On December 2nd, the bout was awaiting Pacquiao approval. Although a date and a venue were still to be agreed upon, and the fact that Roger Mayweather was facing incarceration that would put his presence during training camp and the actual fight in jeopardy, the promoters were optimistic. How optimistic they were remained to be seen as they both voiced alternative plans should anything derail the fight. For Pacquiao, Arum planned a fight with Yuri Foreman at Yankee Stadium, and Richard Schaefer expressed interest in a UK fight with domestic star Matthew Hatton.

The sports world at large could not help but view the fight as done. Even Floyd Sr. believed the fight was a done deal. He began telling anyone who would listen that Pacquiao had made a mistake. That he couldn’t beat his son, no way no how.

And all of that would have been well and good… Until he said this, “I’m going to tell you what you really want to know, which is my personal opinion. Of course I think something shady is going on behind the scenes. A guy just can’t rise like that in weight class and punch the way he does. I feel he needs to be checked out before the next fight.”

This would be the first mention of the possibility of Manny Pacquiao using some sort of performance enhancer. That day was December 5th, 2009.

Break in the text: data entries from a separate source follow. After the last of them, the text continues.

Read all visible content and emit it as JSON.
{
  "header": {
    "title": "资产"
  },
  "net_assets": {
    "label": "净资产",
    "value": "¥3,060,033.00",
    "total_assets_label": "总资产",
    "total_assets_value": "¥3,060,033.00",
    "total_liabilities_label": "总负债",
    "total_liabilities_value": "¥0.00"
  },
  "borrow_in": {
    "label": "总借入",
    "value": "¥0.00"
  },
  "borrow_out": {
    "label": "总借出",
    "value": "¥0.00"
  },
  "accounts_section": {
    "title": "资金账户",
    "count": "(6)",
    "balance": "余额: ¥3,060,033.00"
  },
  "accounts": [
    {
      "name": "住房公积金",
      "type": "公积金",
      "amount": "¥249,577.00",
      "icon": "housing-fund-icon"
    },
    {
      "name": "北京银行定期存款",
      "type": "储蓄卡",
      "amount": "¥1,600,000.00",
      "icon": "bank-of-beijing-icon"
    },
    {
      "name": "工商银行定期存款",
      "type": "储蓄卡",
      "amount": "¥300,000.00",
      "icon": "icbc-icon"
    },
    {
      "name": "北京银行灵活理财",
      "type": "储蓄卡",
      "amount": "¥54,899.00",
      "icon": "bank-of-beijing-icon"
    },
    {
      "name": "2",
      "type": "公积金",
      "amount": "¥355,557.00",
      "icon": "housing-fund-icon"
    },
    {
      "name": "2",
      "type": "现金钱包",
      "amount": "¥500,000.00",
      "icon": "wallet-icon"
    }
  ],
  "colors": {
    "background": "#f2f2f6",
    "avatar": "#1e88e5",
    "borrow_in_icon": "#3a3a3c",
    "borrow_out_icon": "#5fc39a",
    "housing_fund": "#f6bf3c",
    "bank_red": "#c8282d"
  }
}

The next hold up would occur on December 23rd. Manny Pacquiao, the most explosive fighter in the game, rejected to adhere to the testing protocols laid out by USADA. It wasn’t clear at the time why and there was no quote from Pacquiao. His promoter quickly made a statement.

Bob Arum assured everyone that Floyd insisted on blood testing at any point including before the weigh-in, knowing that Pacquiao was freaked out by the needles, and it was his way of letting everyone know he (Floyd) didn’t want the fight.

Arum stated that Pacquiao was not opposed to blood testing. Pacquiao’s counter-offer was to have blood drawn 30 days prior to the fight and immediately following the fight with random urinalysis at any point.

Freddie Roach insisted that any testing would be fine. That the only thing holding up the fight was Floyd’s fear of Manny’s power.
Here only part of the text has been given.